Methods: In this descriptive cross-sectional study, general practitioners were asked to fill out a questionnaire in their working place. Overall, 244 physicians were chosen randomly from a list of working physicians in Rasht, Iran, which were documented in the medical system.
Results: In total, 61.7% of the general practitioners in our study never used the ophthalmoscope, and 56.6% stated that they have little mastery of ophthalmoscope work. The reasons for not using an ophthalmoscope based on the statements of the general practitioners under study were unavailability in 51.67%, low mastery in 28.18%, lack of feeling needed for the general practitioner in 26.17%, and insufficient opportunity in 9.39%. Up to 84% of the physicians surveyed stated that more education was needed for medical students in this field. Comparing the baseline characteristics between the two groups with and without using ophthalmoscope indicated that the use of this tool was overall higher in men than in women, in age range higher than 30 years than in the elderly, in the graduates of the University of Tehran compared to other graduates, in those with more time out of university, and in those who were working in private offices relative to government centers. The physicians who reported greater mastery of working with the tool were also more likely to use it. About 84% of physicians emphasized needing more education to use this tool properly.

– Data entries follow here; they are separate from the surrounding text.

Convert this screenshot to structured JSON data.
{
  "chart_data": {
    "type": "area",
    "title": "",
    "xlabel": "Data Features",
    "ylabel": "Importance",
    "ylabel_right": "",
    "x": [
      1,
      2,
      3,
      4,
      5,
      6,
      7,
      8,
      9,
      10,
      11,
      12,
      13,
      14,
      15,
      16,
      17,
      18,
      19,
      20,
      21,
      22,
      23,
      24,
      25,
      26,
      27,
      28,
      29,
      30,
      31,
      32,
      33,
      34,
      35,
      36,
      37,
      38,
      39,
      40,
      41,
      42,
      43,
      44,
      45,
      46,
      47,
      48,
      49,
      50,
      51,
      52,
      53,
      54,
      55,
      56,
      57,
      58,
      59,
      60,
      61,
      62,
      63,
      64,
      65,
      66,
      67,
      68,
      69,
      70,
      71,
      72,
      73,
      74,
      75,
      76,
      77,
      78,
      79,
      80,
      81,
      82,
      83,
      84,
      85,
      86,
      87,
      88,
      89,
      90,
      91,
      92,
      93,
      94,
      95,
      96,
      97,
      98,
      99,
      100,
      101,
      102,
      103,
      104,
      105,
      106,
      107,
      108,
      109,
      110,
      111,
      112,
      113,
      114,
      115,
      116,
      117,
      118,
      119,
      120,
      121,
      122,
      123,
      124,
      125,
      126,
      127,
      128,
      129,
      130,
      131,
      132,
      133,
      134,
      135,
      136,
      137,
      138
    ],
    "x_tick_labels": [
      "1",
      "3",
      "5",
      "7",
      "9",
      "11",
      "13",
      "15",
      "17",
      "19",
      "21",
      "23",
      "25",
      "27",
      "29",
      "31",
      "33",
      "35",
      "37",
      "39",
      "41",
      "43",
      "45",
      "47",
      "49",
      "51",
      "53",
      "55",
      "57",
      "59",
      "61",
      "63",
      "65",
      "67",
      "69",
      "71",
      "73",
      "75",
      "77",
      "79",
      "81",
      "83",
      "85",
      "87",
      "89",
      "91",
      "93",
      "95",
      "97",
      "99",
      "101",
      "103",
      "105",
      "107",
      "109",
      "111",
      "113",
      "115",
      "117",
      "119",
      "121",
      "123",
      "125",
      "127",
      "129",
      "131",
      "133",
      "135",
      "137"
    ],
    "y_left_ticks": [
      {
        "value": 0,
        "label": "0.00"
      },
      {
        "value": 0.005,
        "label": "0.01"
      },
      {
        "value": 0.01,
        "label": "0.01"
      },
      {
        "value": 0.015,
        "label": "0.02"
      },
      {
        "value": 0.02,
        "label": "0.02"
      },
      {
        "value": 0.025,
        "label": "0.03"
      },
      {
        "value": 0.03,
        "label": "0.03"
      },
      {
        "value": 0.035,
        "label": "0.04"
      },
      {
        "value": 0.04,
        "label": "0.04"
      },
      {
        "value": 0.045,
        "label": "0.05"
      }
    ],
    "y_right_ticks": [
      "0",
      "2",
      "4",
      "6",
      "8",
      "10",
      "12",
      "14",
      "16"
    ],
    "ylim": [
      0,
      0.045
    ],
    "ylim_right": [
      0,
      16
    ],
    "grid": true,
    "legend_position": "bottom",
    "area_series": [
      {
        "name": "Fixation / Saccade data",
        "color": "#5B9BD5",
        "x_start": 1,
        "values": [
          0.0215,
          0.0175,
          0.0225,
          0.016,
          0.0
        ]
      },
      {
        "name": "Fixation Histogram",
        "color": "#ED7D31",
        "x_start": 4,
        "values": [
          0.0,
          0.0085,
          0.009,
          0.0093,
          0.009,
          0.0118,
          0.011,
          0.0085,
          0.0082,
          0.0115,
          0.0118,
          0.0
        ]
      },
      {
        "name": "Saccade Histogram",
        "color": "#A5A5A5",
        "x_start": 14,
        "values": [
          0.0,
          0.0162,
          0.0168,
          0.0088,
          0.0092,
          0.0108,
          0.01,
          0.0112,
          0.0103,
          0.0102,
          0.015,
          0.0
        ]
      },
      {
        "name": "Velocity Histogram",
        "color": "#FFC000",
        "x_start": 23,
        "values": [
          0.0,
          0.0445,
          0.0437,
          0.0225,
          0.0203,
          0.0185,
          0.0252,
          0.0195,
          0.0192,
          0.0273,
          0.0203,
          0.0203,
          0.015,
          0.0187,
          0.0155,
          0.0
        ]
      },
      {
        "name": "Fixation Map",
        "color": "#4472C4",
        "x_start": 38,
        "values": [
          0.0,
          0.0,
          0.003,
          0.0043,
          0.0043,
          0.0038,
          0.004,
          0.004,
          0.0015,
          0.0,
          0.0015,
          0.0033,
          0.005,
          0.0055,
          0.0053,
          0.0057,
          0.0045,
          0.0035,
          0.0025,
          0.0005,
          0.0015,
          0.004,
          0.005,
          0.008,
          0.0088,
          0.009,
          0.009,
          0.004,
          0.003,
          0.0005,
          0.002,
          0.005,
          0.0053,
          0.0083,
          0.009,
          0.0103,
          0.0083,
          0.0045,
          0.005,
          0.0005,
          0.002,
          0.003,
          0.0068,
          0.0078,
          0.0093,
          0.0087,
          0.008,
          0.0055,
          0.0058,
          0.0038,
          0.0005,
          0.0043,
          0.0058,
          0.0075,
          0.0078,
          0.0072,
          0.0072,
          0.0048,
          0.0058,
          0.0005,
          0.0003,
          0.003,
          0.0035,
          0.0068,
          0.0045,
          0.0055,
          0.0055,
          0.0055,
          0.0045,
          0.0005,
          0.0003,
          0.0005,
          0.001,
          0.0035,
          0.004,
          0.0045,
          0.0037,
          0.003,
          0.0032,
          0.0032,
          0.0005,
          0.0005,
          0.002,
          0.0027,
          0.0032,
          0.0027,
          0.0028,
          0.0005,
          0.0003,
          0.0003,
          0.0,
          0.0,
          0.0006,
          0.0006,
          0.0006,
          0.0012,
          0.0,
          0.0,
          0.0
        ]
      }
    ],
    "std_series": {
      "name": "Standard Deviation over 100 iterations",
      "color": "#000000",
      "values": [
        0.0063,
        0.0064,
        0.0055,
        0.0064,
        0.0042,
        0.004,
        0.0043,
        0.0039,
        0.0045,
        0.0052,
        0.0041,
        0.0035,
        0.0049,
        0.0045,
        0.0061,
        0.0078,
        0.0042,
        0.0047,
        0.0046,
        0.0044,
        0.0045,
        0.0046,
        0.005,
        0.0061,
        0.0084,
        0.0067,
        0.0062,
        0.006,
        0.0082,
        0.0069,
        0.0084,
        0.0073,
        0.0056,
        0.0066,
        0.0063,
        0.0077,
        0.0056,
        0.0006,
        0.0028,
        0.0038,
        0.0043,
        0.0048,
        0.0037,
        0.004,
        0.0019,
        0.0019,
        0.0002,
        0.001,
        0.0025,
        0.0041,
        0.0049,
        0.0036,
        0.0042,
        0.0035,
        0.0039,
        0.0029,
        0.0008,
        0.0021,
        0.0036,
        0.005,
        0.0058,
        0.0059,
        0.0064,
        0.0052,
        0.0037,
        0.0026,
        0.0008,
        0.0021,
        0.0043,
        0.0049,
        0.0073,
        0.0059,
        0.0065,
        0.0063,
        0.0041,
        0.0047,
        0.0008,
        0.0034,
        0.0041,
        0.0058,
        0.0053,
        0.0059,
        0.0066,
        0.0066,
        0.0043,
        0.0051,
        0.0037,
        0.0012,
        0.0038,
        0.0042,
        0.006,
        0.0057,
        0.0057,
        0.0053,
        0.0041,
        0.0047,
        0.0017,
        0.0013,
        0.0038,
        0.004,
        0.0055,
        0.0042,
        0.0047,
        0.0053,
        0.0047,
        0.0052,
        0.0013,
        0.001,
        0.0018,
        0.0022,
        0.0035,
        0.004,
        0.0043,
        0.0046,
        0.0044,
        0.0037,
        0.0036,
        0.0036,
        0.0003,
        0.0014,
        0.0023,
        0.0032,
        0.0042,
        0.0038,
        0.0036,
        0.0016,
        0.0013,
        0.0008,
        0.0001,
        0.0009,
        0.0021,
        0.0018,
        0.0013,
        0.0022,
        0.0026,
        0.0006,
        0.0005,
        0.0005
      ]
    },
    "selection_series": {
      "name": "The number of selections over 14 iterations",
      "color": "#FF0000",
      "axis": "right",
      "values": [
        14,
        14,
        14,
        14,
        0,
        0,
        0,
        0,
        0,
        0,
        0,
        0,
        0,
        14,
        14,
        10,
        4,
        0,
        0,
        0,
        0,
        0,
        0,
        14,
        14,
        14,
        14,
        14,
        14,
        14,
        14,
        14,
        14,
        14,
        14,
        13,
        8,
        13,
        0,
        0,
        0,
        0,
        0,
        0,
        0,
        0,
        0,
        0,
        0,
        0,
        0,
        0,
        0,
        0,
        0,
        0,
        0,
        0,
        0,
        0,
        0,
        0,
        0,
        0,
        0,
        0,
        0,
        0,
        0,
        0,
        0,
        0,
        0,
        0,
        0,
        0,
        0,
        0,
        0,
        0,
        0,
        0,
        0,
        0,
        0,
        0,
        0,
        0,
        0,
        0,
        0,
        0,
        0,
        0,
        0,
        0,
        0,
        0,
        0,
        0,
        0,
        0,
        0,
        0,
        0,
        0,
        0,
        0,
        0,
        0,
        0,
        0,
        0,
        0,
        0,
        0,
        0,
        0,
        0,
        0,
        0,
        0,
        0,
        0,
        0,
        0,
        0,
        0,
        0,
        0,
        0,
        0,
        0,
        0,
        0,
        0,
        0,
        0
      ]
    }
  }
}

Conclusion: General practitioners in Rasht use ophthalmoscope infrequently, and over half of them do not have enough skills to use it. Practical training during medical students' externship and internship seems to be helpful in solving this problem. Improving educational curricula and providing ophthalmoscopes for doctors' working places, especially in public service, can improve the knowledge, proficiency, and use of ophthalmoscopes among physicians.

Key words: Ophthalmoscope, General Practitioner, Knowledge.